Killswitch by Joel Shepherd

Published by Pyr
ISBN 978-159102-598-6
November 2007
450 Pages

Web site


In Killswitch, Joel Shepherd continues what some may consider an examination of humanity as Cassandra (Sandy) Kresnov continues to defend her adopted nation/world and kick ass.  Sandy represents a lot of things to different people, a defender and good soldier to some.  To others, a threat an affront to humanity and symbol of everything that is wrong with her adopted world of Callay. 


Shepherd picks up the action in Sandy’s life two years after the events of Breakaway, Sandy is more entrenched in her role as security director and she has been able to reconnect with her friend Rhian. Though quite a distance from Earth, Callay is under siege by a group of military zealots from Earth loyal to the old ways, who are essentially placing Callay under lockdown.  This is the external problem facing the world of Cally.  Paralleling this larger threat is the threat to Sandy on an individual level.  It seems a killswitch has been discovered by someone close to one of her original programmers.  The killswithch essentially, when triggered, will obliterate Sandy’s head.  The once nigh-invincible Sandy now has the threat of death hanging over her pretty head.

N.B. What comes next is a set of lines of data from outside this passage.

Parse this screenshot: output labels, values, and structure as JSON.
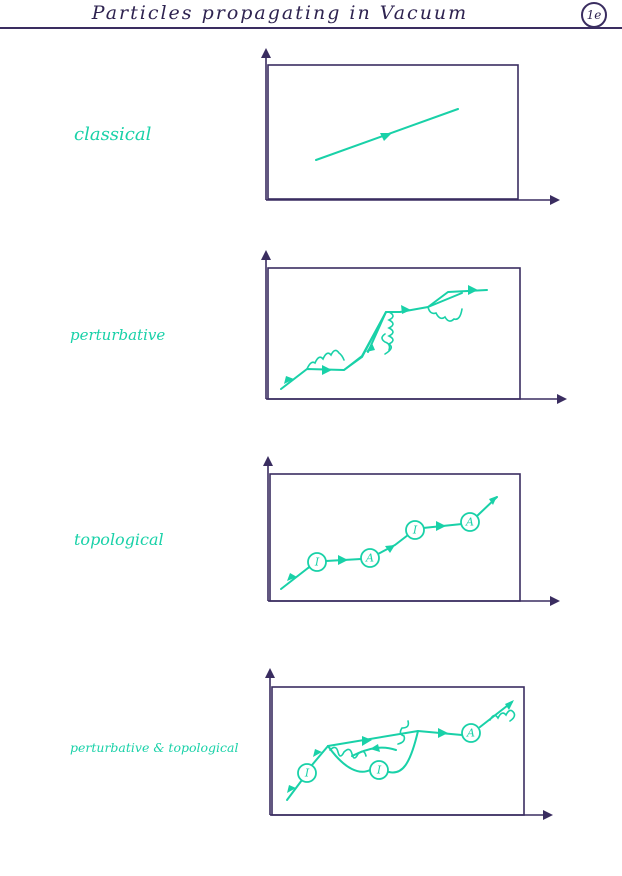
{
  "header": {
    "title": "Particles propagating in Vacuum",
    "page_number": "1e"
  },
  "panels": [
    {
      "label": "classical"
    },
    {
      "label": "perturbative"
    },
    {
      "label": "topological",
      "nodes": [
        "I",
        "A",
        "I",
        "A"
      ]
    },
    {
      "label": "perturbative & topological",
      "nodes": [
        "I",
        "I",
        "A"
      ]
    }
  ],
  "colors": {
    "ink": "#3a2d60",
    "trajectory": "#19d1a8"
  }
}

In the previous two volumes, Sandy’s enemies were more of a collective rather than a true opposite number.  Shepherd changes that in Killswitch, with the introduction of Jane – the Bizarro to Sandy’s Superman.  This I thought presented a great sense of Sandy’s story continuing to evolve and Shepherd not just repainting-by-numbers the stories he told in the previous volumes. In the previous volumes, Sandy didn’t really have a physical threat, nor did she have a real threat of “death.”  With the Killswitch and Jane, Shepherd again shakes up the status quo.


I don’t think this final (for now) entry in the Cassandra Kresnov chronicles was quite as even as its two predecessors. The scenes without Sandy weren’t quite as enthralling, even if the characters were talking about her. However, some of the action-less oriented scenes, particularly those involving discussions between Sandy and Jane, provided the most thought-provoking and compelling scenes in the book.  In these conversations, Sandy sees her true fears; indeed she sees in Jane what everyone fears she is – a cold, emotionless killing machine. 


I also found the political maneuvering to parallel the action very well, much like the previous two volumes.  Shepherd’s adept hand at balancing these two differently flavored adrenaline inducing types of scenes continues to be a strong point in his writing. Another strength that comes to the fore in Killswitch is that Shepherd doesn’t offer easy answers to his character’s problems.  The relationship between Vanessa Rice and Sandy has been both intense and a walk across eggshells.  Although these two do try to confront the tension between them, it doesn’t fully become resolved.  I found this to be somewhat refreshing. 


With this trilogy complete, Shepherd has proven his ability to deliver politically and action charged science fiction.  Though at times the books are a little uneven, the books stand well together as good action-packed Science Fiction. Kresnov is a strong character and a very human non-human character at that.  Killswitch is a nice ending to the trilogy and a culmination of Sandy’s journey.